Plett Christoph, Grimme Stefan, Hansen Andreas
Mulliken Center for Theoretical Chemistry, Clausius-Institut für Physikalische und Theoretische Chemie, Universität Bonn, Beringstraße 4, 53115 Bonn, Germany.
J Chem Theory Comput. 2024 Sep 11. doi: 10.1021/acs.jctc.4c00801.
Simulating peptides and proteins is becoming increasingly important, leading to a growing need for efficient computational methods. These are typically semiempirical quantum mechanical (SQM) methods, force fields (FFs), or machine-learned interatomic potentials (MLIPs), all of which require a large amount of accurate data for robust training and evaluation. To assess potential reference methods and complement the available data, we introduce two sets, DipCONFL and DipCONFS, which cover large parts of the conformational space of 17 amino acids and their 289 possible dipeptides in aqueous solution. The conformers were selected from the exhaustive PeptideCS dataset by Andris et al. [ 2022, 126, 5949-5958]. The structures, originally generated with GFN2-xTB, were reoptimized using the accurate rSCAN-3c density functional theory (DFT) composite method including the implicit CPCM water solvation model. The DipCONFS benchmark set contains 918 conformers and is one of the largest sets with highly accurate coupled cluster conformational energies so far. It is employed to evaluate various DFT and wave function theory (WFT) methods, especially regarding whether they are accurate enough to be used as reliable reference methods for larger datasets intended for training and testing more approximated SQM, FF, and MLIP methods. The results reveal that the originally provided BP86-D3(BJ)/DGauss-DZVP conformational energies are not sufficiently accurate. Among the DFT methods tested as an alternative reference level, the revDSD-PBEP86-D4 double hybrid performs best with a mean absolute error (MAD) of 0.2 kcal mol compared with the PNO-LCCSD(T)-F12b reference. The very efficient rSCAN-3c composite method also shows excellent results, with an MAD of 0.3 kcal mol, similar to the best-tested hybrid ωB97M-D4. With these findings, we compiled the large DipCONFL set, which includes over 29,000 realistic conformers in solution with reasonably accurate rSCAN-3c reference conformational energies, gradients, and further properties potentially relevant for training MLIP methods. This set, also in comparison to DipCONFS, is used to assess the performance of various SQM, FF, and MLIP methods robustly and can complement training sets for those.

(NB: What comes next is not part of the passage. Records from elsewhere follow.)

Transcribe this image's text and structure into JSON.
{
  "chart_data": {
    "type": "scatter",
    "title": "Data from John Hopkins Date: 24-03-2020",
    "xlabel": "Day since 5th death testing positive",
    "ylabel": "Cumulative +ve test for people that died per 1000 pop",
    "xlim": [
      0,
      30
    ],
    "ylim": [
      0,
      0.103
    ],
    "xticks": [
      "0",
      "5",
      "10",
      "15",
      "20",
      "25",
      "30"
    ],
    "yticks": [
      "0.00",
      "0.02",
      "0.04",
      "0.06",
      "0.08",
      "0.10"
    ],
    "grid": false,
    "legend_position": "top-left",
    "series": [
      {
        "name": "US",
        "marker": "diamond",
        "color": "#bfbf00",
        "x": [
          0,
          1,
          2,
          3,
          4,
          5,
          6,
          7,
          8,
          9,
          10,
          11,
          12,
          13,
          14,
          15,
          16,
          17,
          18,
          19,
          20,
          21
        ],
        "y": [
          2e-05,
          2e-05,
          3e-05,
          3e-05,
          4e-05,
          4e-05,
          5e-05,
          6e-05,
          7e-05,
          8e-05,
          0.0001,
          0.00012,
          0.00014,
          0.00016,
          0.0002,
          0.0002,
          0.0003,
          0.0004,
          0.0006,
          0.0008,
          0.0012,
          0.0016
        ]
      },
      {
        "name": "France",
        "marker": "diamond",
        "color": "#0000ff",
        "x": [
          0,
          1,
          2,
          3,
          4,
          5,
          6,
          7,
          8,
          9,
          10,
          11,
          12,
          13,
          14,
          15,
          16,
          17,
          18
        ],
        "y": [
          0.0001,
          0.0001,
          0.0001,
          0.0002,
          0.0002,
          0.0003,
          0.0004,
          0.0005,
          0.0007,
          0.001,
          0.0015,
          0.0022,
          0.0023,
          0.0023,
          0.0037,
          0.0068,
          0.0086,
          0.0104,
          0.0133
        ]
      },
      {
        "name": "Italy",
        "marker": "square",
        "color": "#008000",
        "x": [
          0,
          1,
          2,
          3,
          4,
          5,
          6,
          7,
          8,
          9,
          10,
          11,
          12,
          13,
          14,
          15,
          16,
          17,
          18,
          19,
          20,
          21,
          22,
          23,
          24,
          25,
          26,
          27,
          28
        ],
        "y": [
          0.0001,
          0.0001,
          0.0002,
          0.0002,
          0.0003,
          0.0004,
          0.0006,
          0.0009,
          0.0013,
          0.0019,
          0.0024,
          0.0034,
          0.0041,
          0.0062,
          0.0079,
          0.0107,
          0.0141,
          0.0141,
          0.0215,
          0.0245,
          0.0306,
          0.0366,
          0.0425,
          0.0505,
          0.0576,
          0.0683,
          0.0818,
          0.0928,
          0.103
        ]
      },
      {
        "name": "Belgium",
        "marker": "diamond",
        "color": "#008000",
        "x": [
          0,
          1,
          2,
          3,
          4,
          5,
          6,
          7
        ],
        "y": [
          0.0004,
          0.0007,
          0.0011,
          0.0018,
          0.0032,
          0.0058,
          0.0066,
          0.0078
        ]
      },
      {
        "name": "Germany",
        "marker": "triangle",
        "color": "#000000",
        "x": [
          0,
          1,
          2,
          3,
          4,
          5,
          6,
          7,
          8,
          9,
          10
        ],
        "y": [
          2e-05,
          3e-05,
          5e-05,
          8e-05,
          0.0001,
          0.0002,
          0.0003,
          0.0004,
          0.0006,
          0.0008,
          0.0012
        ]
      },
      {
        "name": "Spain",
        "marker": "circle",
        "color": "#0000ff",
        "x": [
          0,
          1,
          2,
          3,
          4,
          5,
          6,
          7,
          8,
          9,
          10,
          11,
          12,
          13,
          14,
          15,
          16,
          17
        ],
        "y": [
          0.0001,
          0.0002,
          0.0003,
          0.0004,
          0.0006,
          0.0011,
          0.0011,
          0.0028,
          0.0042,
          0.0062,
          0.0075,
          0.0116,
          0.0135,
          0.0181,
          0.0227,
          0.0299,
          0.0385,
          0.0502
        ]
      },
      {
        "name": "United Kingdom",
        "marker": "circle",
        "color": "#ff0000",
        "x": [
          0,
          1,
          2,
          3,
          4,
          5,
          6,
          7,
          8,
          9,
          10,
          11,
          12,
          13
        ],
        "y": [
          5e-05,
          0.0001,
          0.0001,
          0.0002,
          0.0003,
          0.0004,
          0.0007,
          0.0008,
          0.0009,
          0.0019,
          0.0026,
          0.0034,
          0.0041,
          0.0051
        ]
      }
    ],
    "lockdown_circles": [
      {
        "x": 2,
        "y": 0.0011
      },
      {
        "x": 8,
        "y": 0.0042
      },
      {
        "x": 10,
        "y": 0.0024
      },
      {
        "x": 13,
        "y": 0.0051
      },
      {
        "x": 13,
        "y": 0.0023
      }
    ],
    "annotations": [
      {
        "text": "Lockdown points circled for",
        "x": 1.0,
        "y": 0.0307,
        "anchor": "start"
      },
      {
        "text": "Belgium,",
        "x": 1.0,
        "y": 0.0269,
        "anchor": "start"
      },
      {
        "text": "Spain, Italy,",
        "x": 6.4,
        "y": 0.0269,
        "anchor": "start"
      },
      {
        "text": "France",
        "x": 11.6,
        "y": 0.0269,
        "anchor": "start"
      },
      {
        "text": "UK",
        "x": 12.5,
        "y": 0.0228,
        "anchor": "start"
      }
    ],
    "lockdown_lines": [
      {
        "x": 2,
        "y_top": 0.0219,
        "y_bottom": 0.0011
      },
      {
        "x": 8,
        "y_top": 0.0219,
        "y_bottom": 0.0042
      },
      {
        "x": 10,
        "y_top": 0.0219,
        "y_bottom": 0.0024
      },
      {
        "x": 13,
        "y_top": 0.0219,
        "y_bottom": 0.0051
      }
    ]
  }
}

模拟肽和蛋白质变得越来越重要,这导致对高效计算方法的需求不断增长。这些方法通常是半经验量子力学(SQM)方法、力场(FF)或机器学习原子间势(MLIP),所有这些方法都需要大量准确的数据进行稳健的训练和评估。为了评估潜在的参考方法并补充可用数据,我们引入了两组数据,DipCONFL和DipCONFS,它们涵盖了17种氨基酸及其在水溶液中的289种可能二肽的大部分构象空间。这些构象是从Andris等人[2022, 126, 5949 - 5958]详尽的PeptideCS数据集中选择的。最初使用GFN2 - xTB生成的结构,使用包括隐式CPCM水溶剂化模型的精确rSCAN - 3c密度泛函理论(DFT)复合方法进行了重新优化。DipCONFS基准集包含918个构象,是迄今为止具有高精度耦合簇构象能量的最大数据集之一。它用于评估各种DFT和波函数理论(WFT)方法,特别是关于它们是否准确到足以用作更大数据集的可靠参考方法,这些数据集旨在训练和测试更近似的SQM、FF和MLIP方法。结果表明,最初提供的BP86 - D3(BJ)/DGauss - DZVP构象能量不够准确。在作为替代参考水平测试的DFT方法中,revDSD - PBEP86 - D4双杂化方法表现最佳,与PNO - LCCSD(T) - F12b参考相比,平均绝对误差(MAD)为0.2 kcal/mol。非常高效的rSCAN - 3c复合方法也显示出优异的结果,MAD为0.3 kcal/mol,与测试最好的杂化ωB97M - D4相似。基于这些发现,我们编制了大型DipCONFL集,其中包括超过29,000个溶液中的实际构象,具有合理准确的rSCAN - 3c参考构象能量、梯度以及可能与训练MLIP方法相关的其他性质。与DipCONFS相比,这个数据集也用于稳健地评估各种SQM、FF和MLIP方法的性能,并可以补充这些方法的数据训练集。